You can merge data from an existing Zilliz Cloud collection and that from a local file or an external object storage to create a collection that combines the data from both sources. This is referred to as a data merging operation, and you can use it as a workaround to add fields with data to an existing collection.

📘Notes
  • This feature is currently in PRIVATE PREVIEW. If you are interested in this feature and want to have a try, please do not hesitate to contact Zilliz Cloud support.

Overview

You can use Zilliz Cloud stages as an intermediate storage location to hold data uploaded from local files, and merge the uploaded data with that from an existing collection to create a combined collection that incorporates data from both sources.

H5inwE7yXhwYkebNeuwcot6knTe

You can use the prepared Parquet file stored in an external object storage as the source data for the data merging operation. If this is the case, you may need to provide the access credentials for Zilliz Cloud to access to your S3-compatible object storage bucket.

Use object storage

To perform a data merging operation using an object storage bucket, you first create an object storage bucket and upload the data to it. Once that is done, you can perform a data merge operation to create a new collection that combines the data from both the existing collection and the external storage.

The following code snippet demonstrates how to use an object storage bucket to perform a data merging operation. You can refer to the documents of your block storage service provider to learn how to create a bucket and upload data to it.

export BASE_URL="https://api.cloud.zilliz.com"
export TOKEN="YOUR_API_KEY"

curl --request POST \
--url "${BASE_URL}/v2/etl/merge" \
--header "Authorization: Bearer ${TOKEN}" \
--header "Content-Type: application/json" \
-d '{
"clusterId": "in00-xxxxxxxxxxxxxxx",
"dbName": "my_database",
"collectionName": "my_collection",
"destDbName": "my_database",
"destCollectionName": "my_merged_collection",
"dataSource": {
"type": "s3",
"dataPath": "s3://my_bucket/path/to/your/parquet.parquet",
"credential": {
"accessKey": "xxxx",
"secretKey": "xxxx"
}
},
"mergeField": "id",
"newFields": [
{
"name": "date",
"dataType": "VARCHAR",
"params": {
"maxLength": 10
}
}
]
}'

Before running the above command, there are several fields that you may need to pay attention to:

  • dbName and collectionName

    These two parameters determine the source collection of the data merging operation.

  • destDbName and destCollectionName

    These two parameters determine the target collection that will be generated after the data merging operation.

  • dataSource

    This parameter includes the data source settings, such as the data source type and the path to the Parquet file that contains column-wise data, which will be merged with data from the source collection and stored in the target collection.

    When using an S3-compatible object storage bucket as the intermediate storage spot, you need to set dataPath and credential after setting type to s3.

  • mergeField

    The data merging operation is similar to a LEFT JOIN operation in relational database systems, with the merge field serving as the shared key between the source collection and the Parquet file containing column-wise data.

  • newFields

    This is a list of schemas for the fields to add to the target collection after the data merging operation, ensuring data from the Parquet file is stored.

The above command creates a data merging job and returns its ID.

{
"code": 0,
"data": {
"jobId": "job-xxxxxxxxxxxxxxxxxxxxx"
}
}

Verify the results

Once you obtain the ID of the data merging job, you can use the Describe Job or the steps listed in Manage Project Jobs to check its status in detail.

Troubleshooting

  1. How can I handle the situation where the rows in the Parquet file have merge keys that do not match any entities in the source collection?

    Similar to a left join operation in relational database systems, the data merging operation combines all rows from the source collection with matching rows from the specified Parquet file.
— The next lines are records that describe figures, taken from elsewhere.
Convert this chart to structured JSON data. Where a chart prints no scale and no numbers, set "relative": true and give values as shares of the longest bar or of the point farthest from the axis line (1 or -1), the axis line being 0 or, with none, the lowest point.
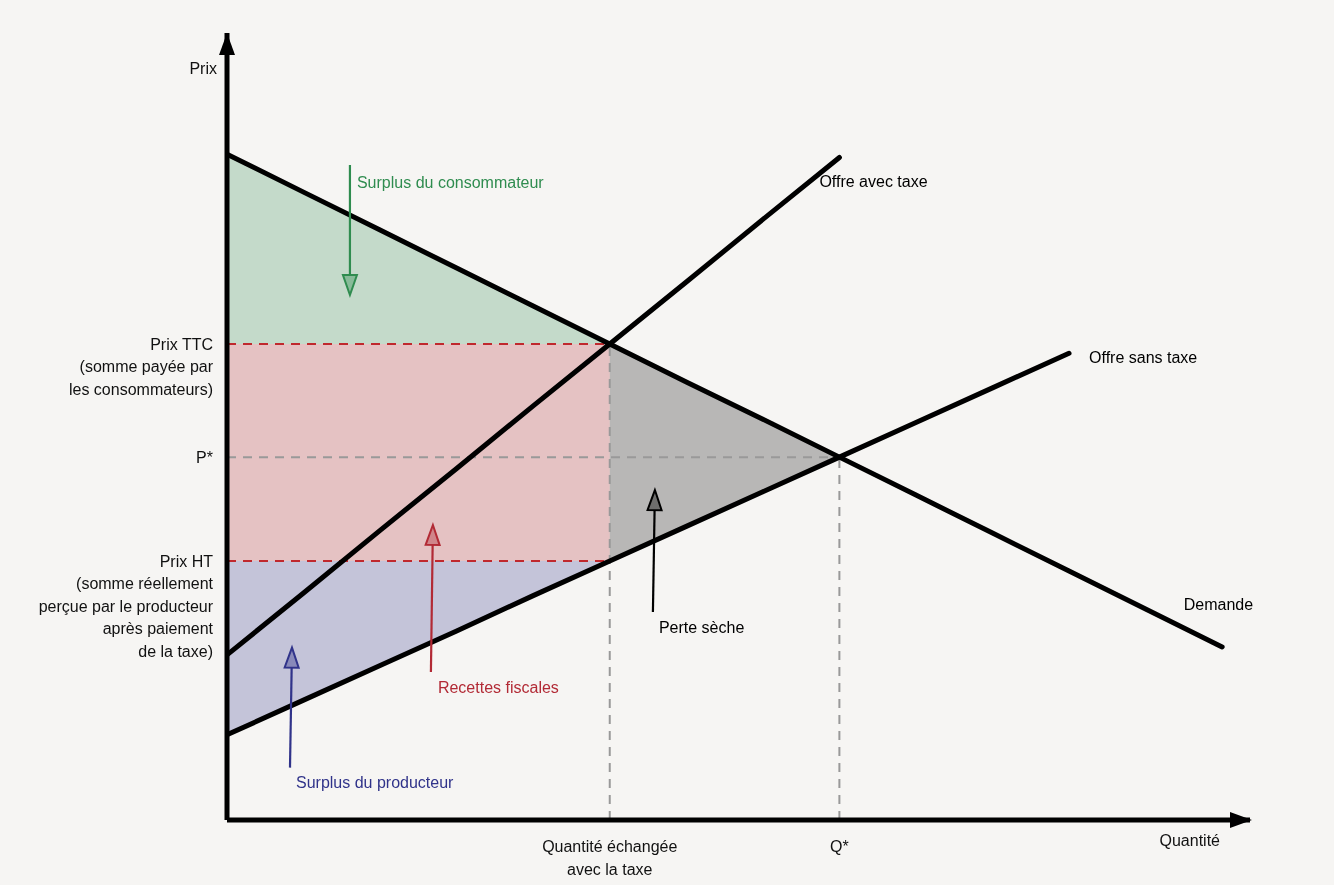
{
  "chart_data": {
    "type": "line",
    "relative": true,
    "xlabel": "Quantité",
    "ylabel": "Prix",
    "marker": "none",
    "categories": [
      null,
      null,
      null,
      null,
      null,
      "Quantité échangée\navec la taxe",
      null,
      null,
      "Q*",
      null,
      null,
      null,
      null,
      null
    ],
    "series": [
      {
        "type": "area",
        "name": "Surplus du consommateur",
        "color": "#2f8c4f",
        "values": [
          null,
          null,
          null,
          null,
          null,
          null,
          null,
          null,
          null,
          null,
          null,
          null,
          null,
          null
        ],
        "lower": [
          0.715,
          0.715,
          0.715,
          0.715,
          0.715,
          0.715,
          null,
          null,
          null,
          null,
          null,
          null,
          null,
          null
        ],
        "upper": [
          1,
          0.943,
          0.886,
          0.829,
          0.772,
          0.715,
          null,
          null,
          null,
          null,
          null,
          null,
          null,
          null
        ]
      },
      {
        "type": "area",
        "name": "Recettes fiscales",
        "color": "#b22a35",
        "values": [
          null,
          null,
          null,
          null,
          null,
          null,
          null,
          null,
          null,
          null,
          null,
          null,
          null,
          null
        ],
        "lower": [
          0.389,
          0.389,
          0.389,
          0.389,
          0.389,
          0.389,
          null,
          null,
          null,
          null,
          null,
          null,
          null,
          null
        ],
        "upper": [
          0.715,
          0.715,
          0.715,
          0.715,
          0.715,
          0.715,
          null,
          null,
          null,
          null,
          null,
          null,
          null,
          null
        ]
      },
      {
        "type": "area",
        "name": "Surplus du producteur",
        "color": "#30338a",
        "values": [
          null,
          null,
          null,
          null,
          null,
          null,
          null,
          null,
          null,
          null,
          null,
          null,
          null,
          null
        ],
        "lower": [
          0.128,
          0.18,
          0.232,
          0.284,
          0.337,
          0.389,
          null,
          null,
          null,
          null,
          null,
          null,
          null,
          null
        ],
        "upper": [
          0.389,
          0.389,
          0.389,
          0.389,
          0.389,
          0.389,
          null,
          null,
          null,
          null,
          null,
          null,
          null,
          null
        ]
      },
      {
        "type": "area",
        "name": "Perte sèche",
        "color": "#000000",
        "values": [
          null,
          null,
          null,
          null,
          null,
          null,
          null,
          null,
          null,
          null,
          null,
          null,
          null,
          null
        ],
        "lower": [
          null,
          null,
          null,
          null,
          null,
          0.389,
          0.441,
          0.493,
          0.545,
          null,
          null,
          null,
          null,
          null
        ],
        "upper": [
          null,
          null,
          null,
          null,
          null,
          0.715,
          0.658,
          0.602,
          0.545,
          null,
          null,
          null,
          null,
          null
        ]
      },
      {
        "name": "Demande",
        "color": "#000000",
        "values": [
          1,
          0.943,
          0.886,
          0.829,
          0.772,
          0.715,
          0.658,
          0.602,
          0.545,
          0.488,
          0.431,
          0.374,
          0.317,
          0.26
        ]
      },
      {
        "name": "Offre sans taxe",
        "color": "#000000",
        "values": [
          0.128,
          0.18,
          0.232,
          0.284,
          0.337,
          0.389,
          0.441,
          0.493,
          0.545,
          0.597,
          0.649,
          0.701,
          null,
          null
        ]
      },
      {
        "name": "Offre avec taxe",
        "color": "#000000",
        "values": [
          0.248,
          0.341,
          0.435,
          0.528,
          0.622,
          0.715,
          0.808,
          0.902,
          0.995,
          null,
          null,
          null,
          null,
          null
        ]
      }
    ],
    "ref_lines": [
      {
        "axis": "y",
        "value": 0.715,
        "label": "Prix TTC\n(somme payée par\nles consommateurs)",
        "color": "#c0282d",
        "line_style": "dashed"
      },
      {
        "axis": "y",
        "value": 0.545,
        "label": "P*",
        "color": "#999999",
        "line_style": "dashed"
      },
      {
        "axis": "y",
        "value": 0.389,
        "label": "Prix HT\n(somme réellement\nperçue par le producteur\naprès paiement\nde la taxe)",
        "color": "#c0282d",
        "line_style": "dashed"
      },
      {
        "axis": "x",
        "value": "Quantité échangée\navec la taxe",
        "color": "#999999",
        "line_style": "dashed"
      },
      {
        "axis": "x",
        "value": "Q*",
        "color": "#999999",
        "line_style": "dashed"
      }
    ]
  }
}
This results in a new destination collection containing all fields from the source, the fields defined in newFields, and the combined data.

    Only rows from the Parquet file with a merge key matching those in the source collection will be merged. Rows are skipped if their merge keys do not match any entity in the source collection. If none of the rows in the Parquet file match any entity, only the fields specified in newFields will be created optionally with their default values, if configured.